Sim. O feto, dotado de receptores de olfato e paladar, bebe o líquido amniótico. Assim, o aroma dos alimentos consumidos durante a gestação fica guardados em sua memória. Estudos têm mostrado que os bebês, em fases posteriores na vida, tendem a reproduzir as condutas alimentares adotadas pela durante a gravidez e o período de amamentação. Dessa maneira, uma dieta rica em vegetais, frutas, carnes brancas e carboidratos complexos promove uma excelente programação metabólica fetal e traz impactos futuros sobre as escolhas desses mesmos alimentos pela criança. Lógico que, por ser determinada por fatores psicobiológicos, a prática alimentar sofrerá outras influências ao longo da vida do ser humano, mas já é bastante significativo que o feto armazene as boas lembranças vividas durante a sua vida intrauterina.

ja_bebê Para um bebê se desenvolver de forma saudável e manter o bem-estar por décadas, são necessárias medidas simples que precisam ser adotadas até mesmo antes dele ser concebido (Foto: Arquivo pessoal/Cinthya Leite)

- Que benefícios o aleitamento materno exclusivo por 6 meses oferece ao bebê a longo prazo?

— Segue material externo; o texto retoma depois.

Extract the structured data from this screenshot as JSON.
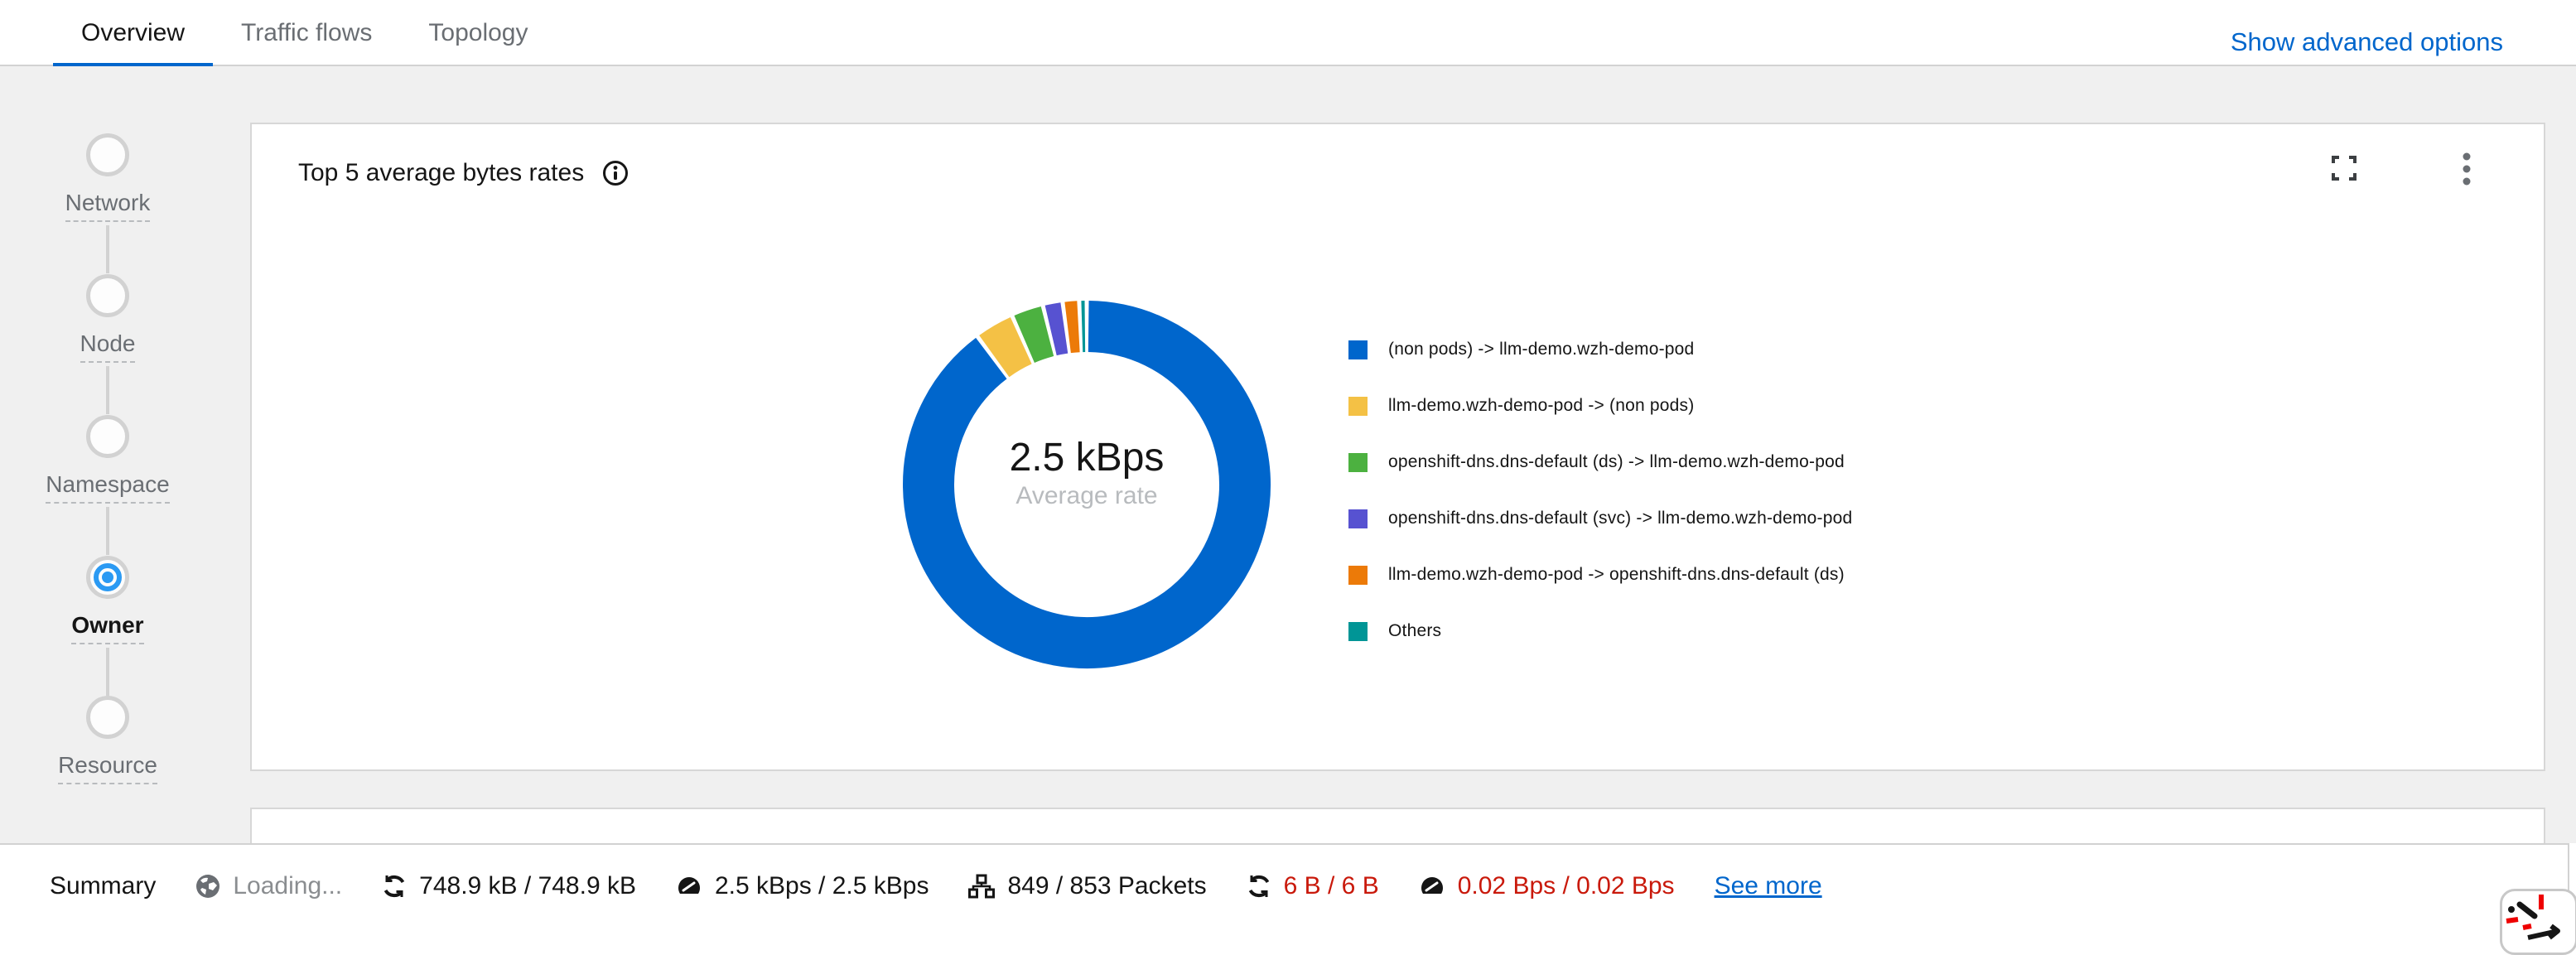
{
  "tabs": {
    "items": [
      {
        "label": "Overview",
        "active": true
      },
      {
        "label": "Traffic flows",
        "active": false
      },
      {
        "label": "Topology",
        "active": false
      }
    ],
    "advanced_link": "Show advanced options"
  },
  "scope_stepper": {
    "items": [
      {
        "label": "Network",
        "selected": false
      },
      {
        "label": "Node",
        "selected": false
      },
      {
        "label": "Namespace",
        "selected": false
      },
      {
        "label": "Owner",
        "selected": true
      },
      {
        "label": "Resource",
        "selected": false
      }
    ]
  },
  "panel": {
    "title": "Top 5 average bytes rates",
    "icons": [
      "info-circle-icon",
      "expand-icon",
      "kebab-menu-icon"
    ]
  },
  "chart_data": {
    "type": "pie",
    "variant": "donut",
    "title": "Top 5 average bytes rates",
    "center": {
      "value": "2.5 kBps",
      "label": "Average rate"
    },
    "legend_position": "right",
    "slices": [
      {
        "label": "(non pods) -> llm-demo.wzh-demo-pod",
        "color": "#0066CC",
        "percent": 91.5
      },
      {
        "label": "llm-demo.wzh-demo-pod -> (non pods)",
        "color": "#F4C145",
        "percent": 3.2
      },
      {
        "label": "openshift-dns.dns-default (ds) -> llm-demo.wzh-demo-pod",
        "color": "#4CB140",
        "percent": 2.5
      },
      {
        "label": "openshift-dns.dns-default (svc) -> llm-demo.wzh-demo-pod",
        "color": "#5752D1",
        "percent": 1.4
      },
      {
        "label": "llm-demo.wzh-demo-pod -> openshift-dns.dns-default (ds)",
        "color": "#EC7A08",
        "percent": 1.1
      },
      {
        "label": "Others",
        "color": "#009596",
        "percent": 0.3
      }
    ]
  },
  "summary_bar": {
    "title": "Summary",
    "items": [
      {
        "icon": "globe-icon",
        "text": "Loading...",
        "state": "muted"
      },
      {
        "icon": "sync-icon",
        "text": "748.9 kB / 748.9 kB",
        "state": "normal"
      },
      {
        "icon": "tachometer-icon",
        "text": "2.5 kBps / 2.5 kBps",
        "state": "normal"
      },
      {
        "icon": "sitemap-icon",
        "text": "849 / 853 Packets",
        "state": "normal"
      },
      {
        "icon": "sync-icon",
        "text": "6 B / 6 B",
        "state": "danger"
      },
      {
        "icon": "tachometer-icon",
        "text": "0.02 Bps / 0.02 Bps",
        "state": "danger"
      }
    ],
    "see_more": "See more"
  },
  "colors": {
    "accent": "#0066CC",
    "danger": "#C9190B",
    "background": "#F0F0F0",
    "border": "#D2D2D2",
    "selected_step": "#2B9AF3"
  }
}
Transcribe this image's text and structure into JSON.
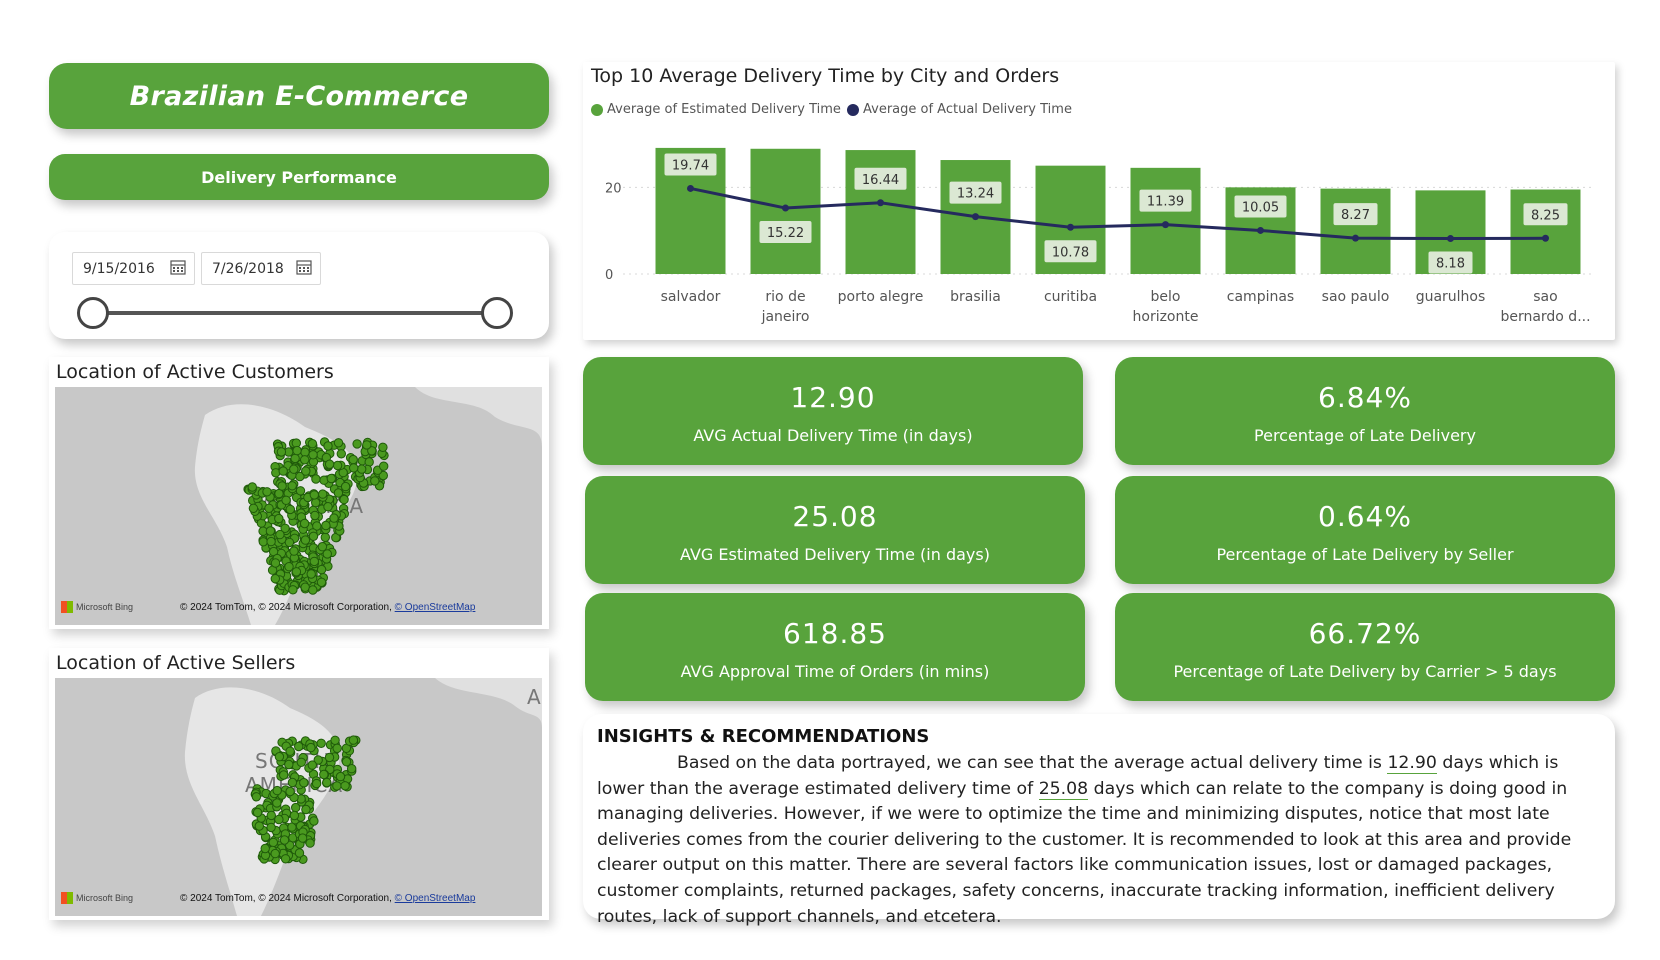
{
  "header": {
    "title": "Brazilian E-Commerce",
    "subtitle": "Delivery Performance"
  },
  "date_filter": {
    "start": "9/15/2016",
    "end": "7/26/2018",
    "calendar_icon": "calendar-icon"
  },
  "maps": {
    "customers_title": "Location of Active Customers",
    "sellers_title": "Location of Active Sellers",
    "map_label_customers": "AMERICA",
    "map_label_sellers_1": "SOUTH",
    "map_label_sellers_2": "AMERICA",
    "map_label_corner": "A",
    "bing": "Microsoft Bing",
    "copyright": "© 2024 TomTom, © 2024 Microsoft Corporation,",
    "osm": "© OpenStreetMap"
  },
  "chart_data": {
    "type": "bar",
    "title": "Top 10 Average Delivery Time by City and Orders",
    "categories": [
      "salvador",
      "rio de janeiro",
      "porto alegre",
      "brasilia",
      "curitiba",
      "belo horizonte",
      "campinas",
      "sao paulo",
      "guarulhos",
      "sao bernardo d..."
    ],
    "category_lines": [
      [
        "salvador"
      ],
      [
        "rio de",
        "janeiro"
      ],
      [
        "porto alegre"
      ],
      [
        "brasilia"
      ],
      [
        "curitiba"
      ],
      [
        "belo",
        "horizonte"
      ],
      [
        "campinas"
      ],
      [
        "sao paulo"
      ],
      [
        "guarulhos"
      ],
      [
        "sao",
        "bernardo d..."
      ]
    ],
    "series": [
      {
        "name": "Average of Estimated Delivery Time",
        "type": "bar",
        "color": "#58a33c",
        "values": [
          29.1,
          28.9,
          28.6,
          26.3,
          25.0,
          24.5,
          20.0,
          19.7,
          19.3,
          19.5
        ]
      },
      {
        "name": "Average of Actual Delivery Time",
        "type": "line",
        "color": "#252a5e",
        "values": [
          19.74,
          15.22,
          16.44,
          13.24,
          10.78,
          11.39,
          10.05,
          8.27,
          8.18,
          8.25
        ]
      }
    ],
    "data_labels": [
      "19.74",
      "15.22",
      "16.44",
      "13.24",
      "10.78",
      "11.39",
      "10.05",
      "8.27",
      "8.18",
      "8.25"
    ],
    "yticks": [
      "0",
      "20"
    ],
    "ylim": [
      0,
      30
    ],
    "legend_position": "top-left",
    "grid": true
  },
  "kpis": [
    {
      "value": "12.90",
      "label": "AVG Actual Delivery Time (in days)"
    },
    {
      "value": "6.84%",
      "label": "Percentage of Late Delivery"
    },
    {
      "value": "25.08",
      "label": "AVG Estimated Delivery Time (in days)"
    },
    {
      "value": "0.64%",
      "label": "Percentage of Late Delivery by Seller"
    },
    {
      "value": "618.85",
      "label": "AVG Approval Time of Orders (in mins)"
    },
    {
      "value": "66.72%",
      "label": "Percentage of Late Delivery by Carrier > 5 days"
    }
  ],
  "insights": {
    "heading": "INSIGHTS & RECOMMENDATIONS",
    "p1": "Based on the data portrayed, we can see that the average actual delivery time is ",
    "v1": "12.90",
    "p2": " days which is lower than the average estimated delivery time of ",
    "v2": "25.08",
    "p3": " days which can relate to the company is doing good in managing deliveries. However, if we were to optimize the time and minimizing disputes, notice that most late deliveries comes from the courier delivering to the customer. It is recommended to look at this area and provide clearer output on this matter. There are several factors like communication issues, lost or damaged packages, customer complaints, returned packages, safety concerns, inaccurate tracking information, inefficient delivery routes, lack of support channels, and etcetera."
  },
  "colors": {
    "accent_green": "#58a33c",
    "line_navy": "#252a5e",
    "map_gray": "#c8c8c8",
    "map_land": "#e6e6e6"
  }
}
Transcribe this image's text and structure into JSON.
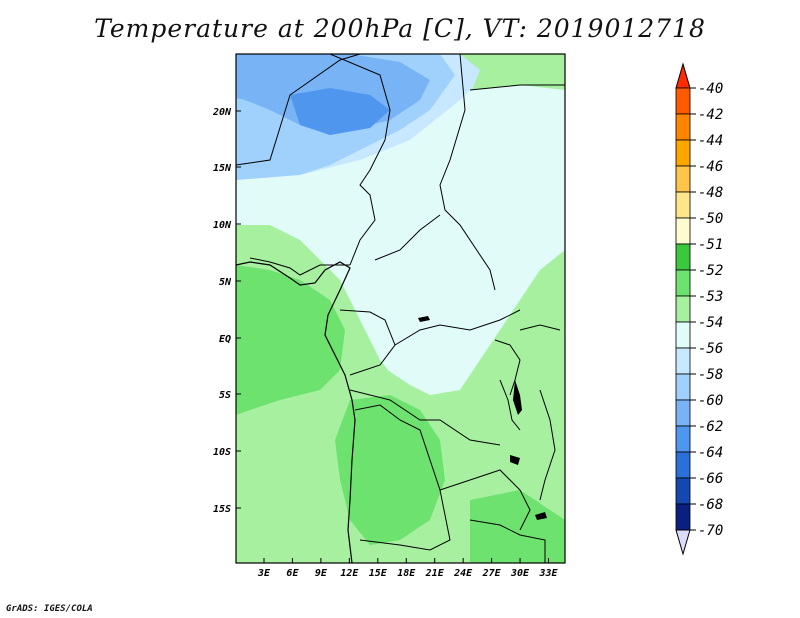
{
  "title": "Temperature at 200hPa [C], VT: 2019012718",
  "footer": "GrADS: IGES/COLA",
  "map": {
    "lat_labels": [
      "20N",
      "15N",
      "10N",
      "5N",
      "EQ",
      "5S",
      "10S",
      "15S"
    ],
    "lon_labels": [
      "3E",
      "6E",
      "9E",
      "12E",
      "15E",
      "18E",
      "21E",
      "24E",
      "27E",
      "30E",
      "33E"
    ]
  },
  "colorbar": {
    "levels": [
      "-40",
      "-42",
      "-44",
      "-46",
      "-48",
      "-50",
      "-51",
      "-52",
      "-53",
      "-54",
      "-56",
      "-58",
      "-60",
      "-62",
      "-64",
      "-66",
      "-68",
      "-70"
    ],
    "colors": [
      "#ff2a00",
      "#ff5a00",
      "#ff8500",
      "#ffa500",
      "#ffc44a",
      "#ffe68a",
      "#fffbd0",
      "#3cc83c",
      "#6ee26e",
      "#a6f0a0",
      "#e0fbf8",
      "#c8e8ff",
      "#a0d0fc",
      "#78b4f5",
      "#4f96ee",
      "#2b70d8",
      "#1448b0",
      "#0a1f80",
      "#dcdcfa"
    ]
  }
}
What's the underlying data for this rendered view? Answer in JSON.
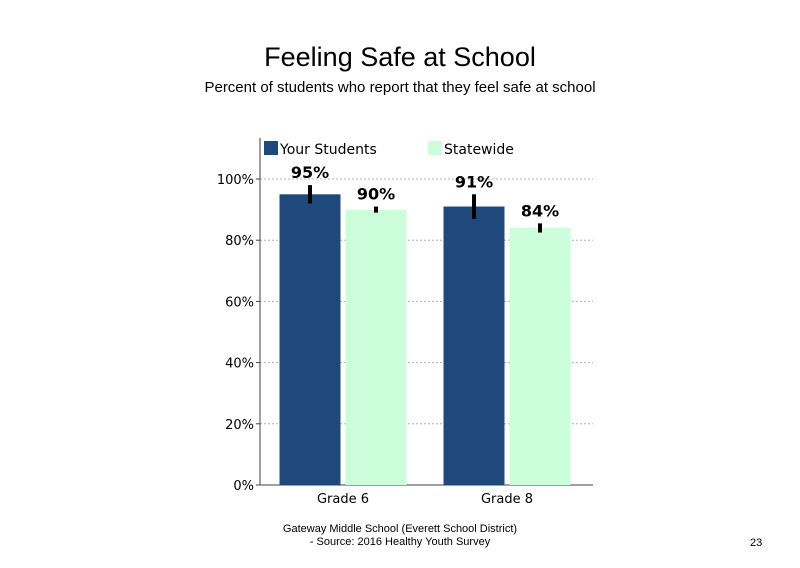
{
  "slide": {
    "title": "Feeling Safe at School",
    "subtitle": "Percent of students  who report that they feel safe at school",
    "footer_line1": "Gateway Middle  School  (Everett School District)",
    "footer_line2": "- Source: 2016 Healthy  Youth Survey",
    "page_number": "23"
  },
  "chart_data": {
    "type": "bar",
    "categories": [
      "Grade 6",
      "Grade 8"
    ],
    "series": [
      {
        "name": "Your Students",
        "values": [
          95,
          91
        ],
        "labels": [
          "95%",
          "91%"
        ],
        "error": [
          [
            92,
            98
          ],
          [
            87,
            95
          ]
        ],
        "color": "#1f497d"
      },
      {
        "name": "Statewide",
        "values": [
          90,
          84
        ],
        "labels": [
          "90%",
          "84%"
        ],
        "error": [
          [
            89,
            91
          ],
          [
            82.5,
            85.5
          ]
        ],
        "color": "#ccfedc"
      }
    ],
    "ylim": [
      0,
      110
    ],
    "yticks": [
      0,
      20,
      40,
      60,
      80,
      100
    ],
    "ytick_labels": [
      "0%",
      "20%",
      "40%",
      "60%",
      "80%",
      "100%"
    ],
    "grid": "dotted horizontal",
    "legend": "top-left",
    "xlabel": "",
    "ylabel": ""
  }
}
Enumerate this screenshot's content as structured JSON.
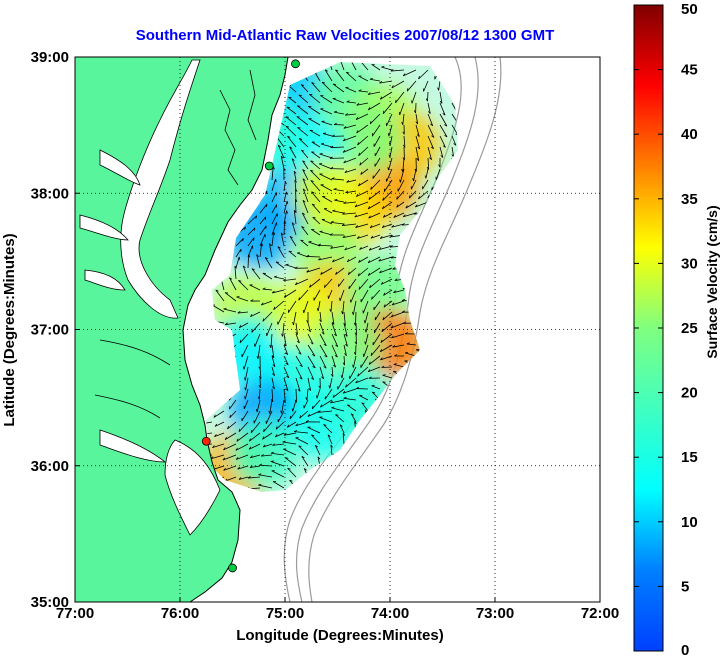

Entre os maiores impactos orgânicos que o aleitamento materno exclusivo pode trazer para as crianças, está uma redução da obesidade futura e, consequentemente, de todas as suas complicações, como diabetes, hipertensão, alterações do colesterol, infarto e acidente vascular cerebral. Entre outros motivos, destacam-se as propriedades que existem apenas no leite humano: menor teor de proteína, melhor qualidade da gordura, rica em ômega-3, e menor quantidade de sódio. Vale frisar que um maior consumo de proteína nesse período está associado a um ganho de peso muito rápido. Não vale esquecer a importância do aleitamento materno para o fortalecimento do vínculo afetivo mãe-filho.

- É verdade que o desenvolvimento psicoafetivo se inicia na fase intrauterina? O feto sente realmente tudo o que a mãe sente? Como isso pode impactar no desenvolvimento?

O feto escuta as vozes da mãe e do pai, além de outros sons, em maior ou menor intensidade. Podemos afirmar que a vida psíquica de uma criança é uma continuidade da sua vida intrauterina. Como o feto pode captar emoções externas, os sentimentos negativos, a ansiedade e a angústia materna podem impactar negativamente no desenvolvimento físico e psíquico.